Cedar Breaks National Monument contains rock formations known as hoodoos. These are also known as tent rocks, fairy chimneys or earth pyramids. A hoodoo is a tall thin spire of rock that protrudes from the bottom of an arid drainage basin or badland. Hoodoos are composed of soft sedimentary rock and are topped by a piece of harder, less easily-eroded stone that protects the column from the elements. Hoodoos have a variable thickness often described as having a “totem pole-shaped body.” Hoodoos range in height from that of an average human being to heights exceeding a 10-story building. Hoodoo shapes are affected by the erosional patterns of alternating hard and softer rock layers. Minerals deposited within different rock types cause hoodoos to have different colors throughout their height.

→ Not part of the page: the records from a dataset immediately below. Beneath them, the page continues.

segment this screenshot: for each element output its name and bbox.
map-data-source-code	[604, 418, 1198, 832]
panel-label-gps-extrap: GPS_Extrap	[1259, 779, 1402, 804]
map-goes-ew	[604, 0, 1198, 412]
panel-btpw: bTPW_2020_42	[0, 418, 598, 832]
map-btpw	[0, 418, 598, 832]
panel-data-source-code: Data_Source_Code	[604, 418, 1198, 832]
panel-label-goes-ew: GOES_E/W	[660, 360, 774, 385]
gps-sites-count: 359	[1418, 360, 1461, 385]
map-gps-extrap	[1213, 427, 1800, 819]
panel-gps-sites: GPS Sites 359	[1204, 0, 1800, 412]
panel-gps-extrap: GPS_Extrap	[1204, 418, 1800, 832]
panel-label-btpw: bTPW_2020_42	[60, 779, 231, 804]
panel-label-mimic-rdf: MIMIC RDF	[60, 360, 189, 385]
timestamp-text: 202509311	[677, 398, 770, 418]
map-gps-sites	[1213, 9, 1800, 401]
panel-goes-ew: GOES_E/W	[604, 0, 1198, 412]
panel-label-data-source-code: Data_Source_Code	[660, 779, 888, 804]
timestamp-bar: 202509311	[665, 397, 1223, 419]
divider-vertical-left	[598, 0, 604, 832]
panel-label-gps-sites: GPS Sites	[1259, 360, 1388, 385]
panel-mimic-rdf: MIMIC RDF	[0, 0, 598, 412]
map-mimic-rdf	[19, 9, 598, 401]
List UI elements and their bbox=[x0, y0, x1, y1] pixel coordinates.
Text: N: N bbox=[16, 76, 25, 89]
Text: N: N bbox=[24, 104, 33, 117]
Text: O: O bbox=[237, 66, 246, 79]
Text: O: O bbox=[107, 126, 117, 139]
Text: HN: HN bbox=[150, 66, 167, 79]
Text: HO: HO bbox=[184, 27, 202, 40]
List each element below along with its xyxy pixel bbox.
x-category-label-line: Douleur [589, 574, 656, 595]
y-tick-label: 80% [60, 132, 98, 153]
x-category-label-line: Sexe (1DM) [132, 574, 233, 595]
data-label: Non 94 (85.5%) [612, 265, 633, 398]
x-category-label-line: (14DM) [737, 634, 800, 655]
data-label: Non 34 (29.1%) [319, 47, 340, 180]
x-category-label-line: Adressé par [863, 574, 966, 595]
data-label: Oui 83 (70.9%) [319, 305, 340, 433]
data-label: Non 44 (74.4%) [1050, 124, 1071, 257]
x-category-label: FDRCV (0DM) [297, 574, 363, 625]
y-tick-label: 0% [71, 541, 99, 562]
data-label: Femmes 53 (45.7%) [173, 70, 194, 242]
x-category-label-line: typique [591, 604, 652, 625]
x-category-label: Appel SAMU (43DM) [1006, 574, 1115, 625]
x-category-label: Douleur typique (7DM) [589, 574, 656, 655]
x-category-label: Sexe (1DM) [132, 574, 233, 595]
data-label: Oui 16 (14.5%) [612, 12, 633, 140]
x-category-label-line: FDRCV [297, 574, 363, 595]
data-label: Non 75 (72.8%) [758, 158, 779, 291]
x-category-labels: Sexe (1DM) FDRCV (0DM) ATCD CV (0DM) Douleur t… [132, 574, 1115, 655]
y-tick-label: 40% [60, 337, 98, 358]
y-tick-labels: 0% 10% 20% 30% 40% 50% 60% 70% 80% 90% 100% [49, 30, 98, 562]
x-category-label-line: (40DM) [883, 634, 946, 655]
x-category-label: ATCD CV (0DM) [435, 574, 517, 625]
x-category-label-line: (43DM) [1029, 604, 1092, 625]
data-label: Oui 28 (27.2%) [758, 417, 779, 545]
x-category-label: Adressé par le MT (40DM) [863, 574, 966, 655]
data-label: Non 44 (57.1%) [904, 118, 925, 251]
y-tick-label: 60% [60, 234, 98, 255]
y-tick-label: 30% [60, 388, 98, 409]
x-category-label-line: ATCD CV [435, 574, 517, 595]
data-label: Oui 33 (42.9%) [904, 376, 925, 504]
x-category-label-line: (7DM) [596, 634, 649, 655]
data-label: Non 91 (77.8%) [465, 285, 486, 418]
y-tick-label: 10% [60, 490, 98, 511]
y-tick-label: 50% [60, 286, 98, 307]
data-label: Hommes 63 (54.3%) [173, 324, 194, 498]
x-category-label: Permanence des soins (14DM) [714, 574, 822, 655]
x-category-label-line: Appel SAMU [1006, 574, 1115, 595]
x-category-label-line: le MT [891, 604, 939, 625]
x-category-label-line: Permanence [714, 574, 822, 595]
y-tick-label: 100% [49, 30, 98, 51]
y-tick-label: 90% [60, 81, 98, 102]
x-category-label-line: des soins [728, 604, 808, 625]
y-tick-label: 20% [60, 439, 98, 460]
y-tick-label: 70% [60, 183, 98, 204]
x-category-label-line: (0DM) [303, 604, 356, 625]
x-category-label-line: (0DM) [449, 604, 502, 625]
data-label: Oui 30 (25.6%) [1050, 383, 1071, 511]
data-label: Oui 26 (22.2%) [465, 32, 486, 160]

Cedar Breaks provides many different types of activities. There is a scenic drive along The Cedar Breaks Hwy U-148 that offers beautiful views of the rock formations, meadows, and forests. There are four developed overlooks, and trail heads for two hiking trails located along the scenic drive. The Alpine Pond Trail is an easy two mile route that offers excellent views of the wildflower meadows. Spectra Points/Ramparts Trail leads for one mile to the Spectra Point Overlook. Hikers who are prepared for a slightly more strenuous hike may continue one mile further to the Ramparts Overlook. During the summer months, geology talks and evening campfire programs are offered by the park rangers. Campground sites are also available on a first come, first serve basis from mid June through September.
Cedar Breaks boasts some of the most spectacular wildflowers and fall colors in the nation. Hundreds of thousands of guests visit the park each year. During the winter months, the scenic highway through Cedar Breaks is closed and becomes a groomed trail for snowmobiles, x-country skiing, and snowshoeing.